URL hacking from HTML search results
Like many OpenSearch/Elasticsearch sites RDM normally generates the results page via requiring JavaScript evaluation. This allows a high degree of flexibility in presenting results. The trouble with the search page relying on JavaScript is that it obscures what is actually happening under the hood of your web browser. Under the hood the JavaScript takes the search query submitted and sends that off to OpenSearch, retrieves the JSON results then inserts them into the HTML page. How do you do this when you don't have JavaScript?
Go to an RDM deployment (I'm using Zenodo as an example). Open the search page with your browser's web tools are open. Look at the network calls the search page executes when you enter and submit search terms. That is where you find a clue to the actual URL handling the OpenSearch query processing. Regardless of whether your RDM instance bundled their UI built on Angular or React mess of JavaScript uses the records end point to pass through the OpenSearch results.

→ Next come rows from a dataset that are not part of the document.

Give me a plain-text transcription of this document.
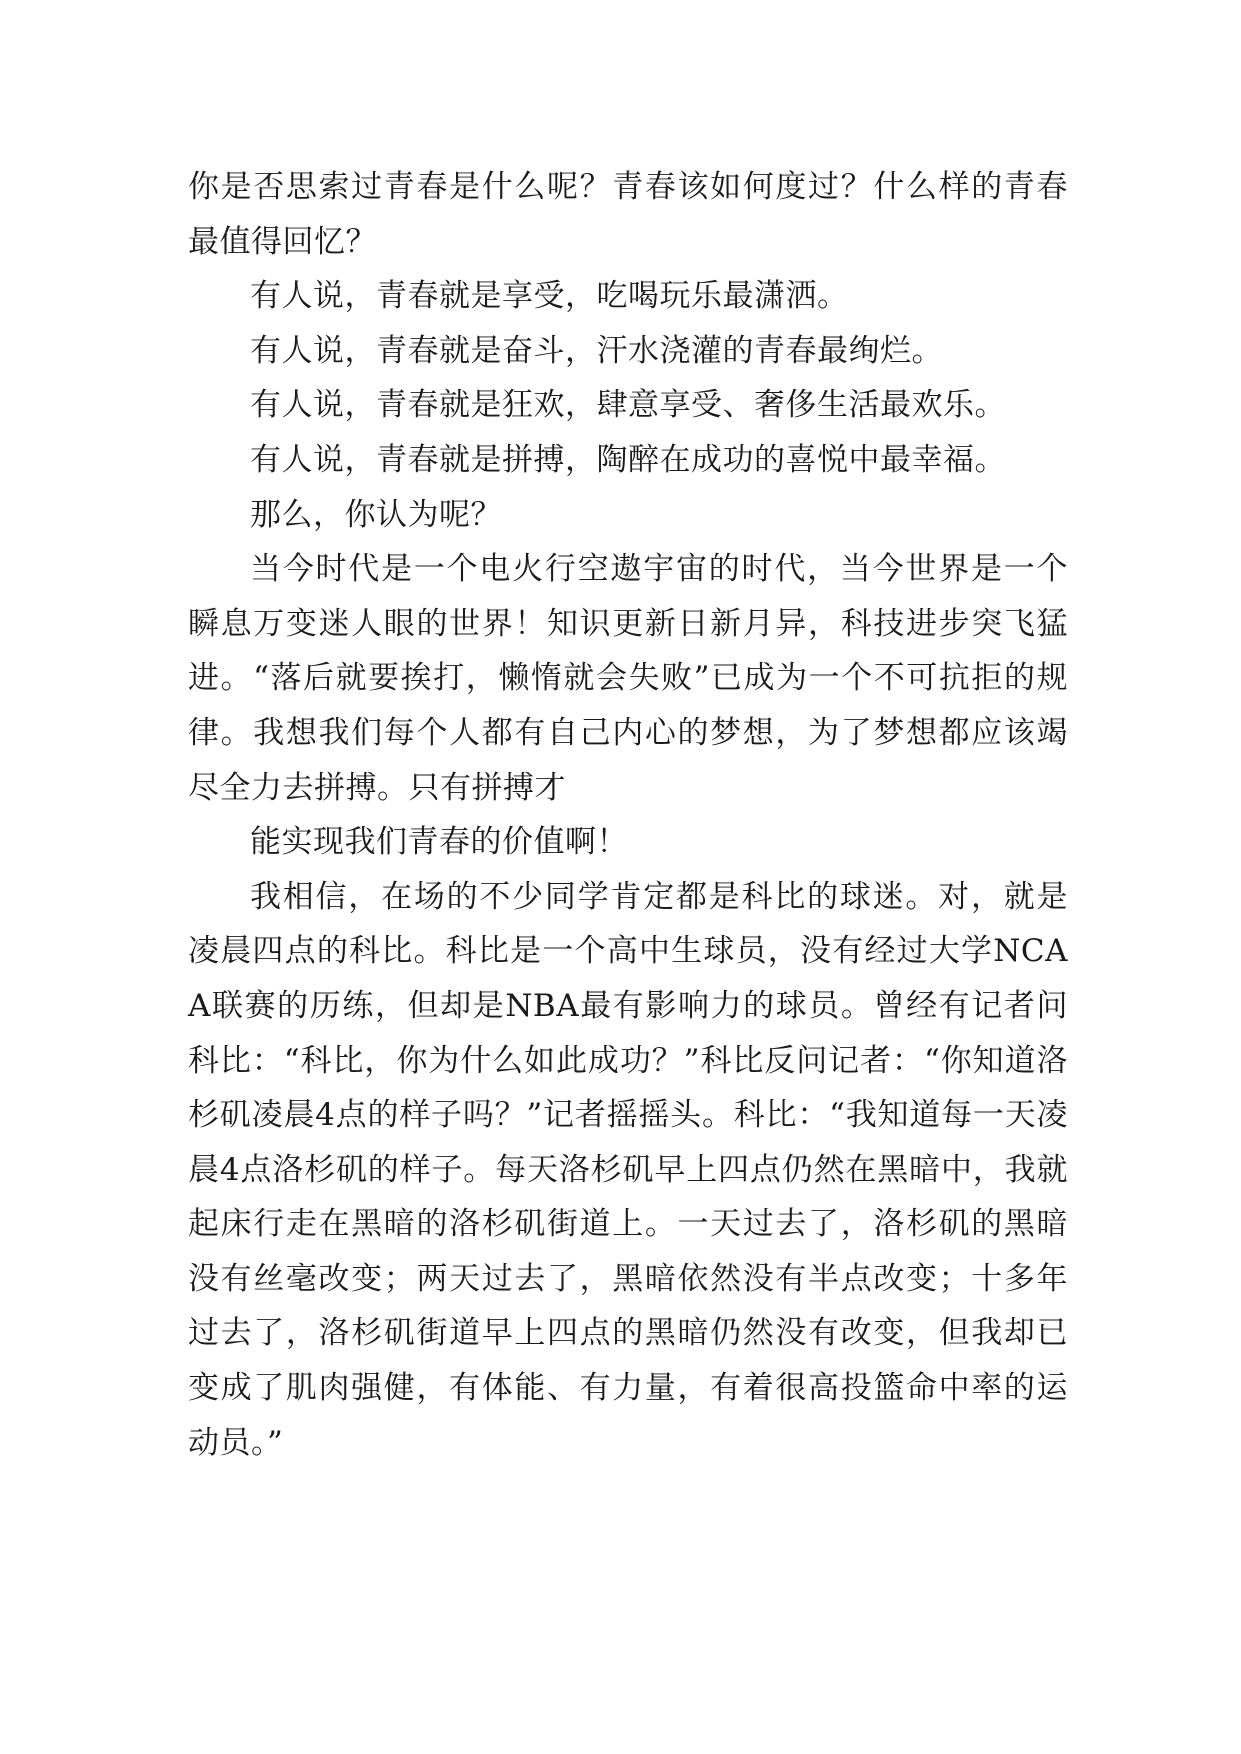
你是否思索过青春是什么呢？青春该如何度过？什么样的青春最值得回忆？

有人说，青春就是享受，吃喝玩乐最潇洒。

有人说，青春就是奋斗，汗水浇灌的青春最绚烂。

有人说，青春就是狂欢，肆意享受、奢侈生活最欢乐。

有人说，青春就是拼搏，陶醉在成功的喜悦中最幸福。

那么，你认为呢？

当今时代是一个电火行空遨宇宙的时代，当今世界是一个瞬息万变迷人眼的世界！知识更新日新月异，科技进步突飞猛进。“落后就要挨打，懒惰就会失败”已成为一个不可抗拒的规律。我想我们每个人都有自己内心的梦想，为了梦想都应该竭尽全力去拼搏。只有拼搏才

能实现我们青春的价值啊！

我相信，在场的不少同学肯定都是科比的球迷。对，就是凌晨四点的科比。科比是一个高中生球员，没有经过大学NCAA联赛的历练，但却是NBA最有影响力的球员。曾经有记者问科比：“科比，你为什么如此成功？”科比反问记者：“你知道洛杉矶凌晨4点的样子吗？”记者摇摇头。科比：“我知道每一天凌晨4点洛杉矶的样子。每天洛杉矶早上四点仍然在黑暗中，我就起床行走在黑暗的洛杉矶街道上。一天过去了，洛杉矶的黑暗没有丝毫改变；两天过去了，黑暗依然没有半点改变；十多年过去了，洛杉矶街道早上四点的黑暗仍然没有改变，但我却已变成了肌肉强健，有体能、有力量，有着很高投篮命中率的运动员。”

The trick is knowing the simple the URL mapping of the HTML results to that back end query.
Let's say I am looking for the most resent additions to Zenodo from today, 2026-02-13. Using the HTML search page I get a URL that looks like this.
<https://zenodo.org/search?q=updated%3A2026-02-13&l=list&p=1&s=10&sort=newest>
The query portion of the URL is ?q=updated%3A2026-02-13&l=list&p=1&s=10&sort=newest is the important part. If I apply this to the /api/records end point. I get a URL that looks like this.
<https://zenodo.org/api/records?q=updated%3A2026-02-13&l=list&p=1&s=10&sort=newest>
This is the JSON behind the search HTML page results. Now I can use this to get lists of records. This works with my library's own RDM instances too. If you can form a search query with results you like in at Zenodo or on your local RDM instance using the HTML search page you can then get the results back in a JSON expression. The results follow the structured returned by OpenSearch. You just need to follow the documentation. The main JSON attribute that is useful is "hits" attribute.
Taking things a step further with curl and jq.
curl will let us easily retrieve the search results as JSON from the command line. We can page through the results using the p= query parameter (page number). If we take the retrieved JSON we can pull out records using jq. Here's a simple command line phrase you can use to pull out the URLs to the JSON records of the Zenodo query results.
curl 'https://zenodo.org/api/records?q=updated%3A2026-02-13&l=list&p=1&s=10&sort=newest' | jq -r '.hits[][]?.links?.self'
This will list the RDM JSON url for the search query I supplied (updated since 2026-02-13). The list returns newest first. Today that list looked like this.
https://zenodo.org/api/records/18635105
https://zenodo.org/api/records/18635060
https://zenodo.org/api/records/18635124
https://zenodo.org/api/records/18635117
https://zenodo.org/api/records/18634630
https://zenodo.org/api/records/18635110
https://zenodo.org/api/records/18635099
https://zenodo.org/api/records/18635091
https://zenodo.org/api/records/18635094
https://zenodo.org/api/records/17556135
https://zenodo.org/api/records/18635089
https://zenodo.org/api/records/18635082
https://zenodo.org/api/records/18635087
https://zenodo.org/api/records/18635038
https://zenodo.org/api/records/18635076
https://zenodo.org/api/records/18635074
https://zenodo.org/api/records/18634979
https://zenodo.org/api/records/18635006
https://zenodo.org/api/records/18634916
https://zenodo.org/api/records/18635064
https://zenodo.org/api/records/18634080
https://zenodo.org/api/records/18635066
https://zenodo.org/api/records/18635062
https://zenodo.org/api/records/18635052
https://zenodo.org/api/records/18635020
There you have it. You can now retrieve a record or list or records as JSON from Invenio RDM repositories.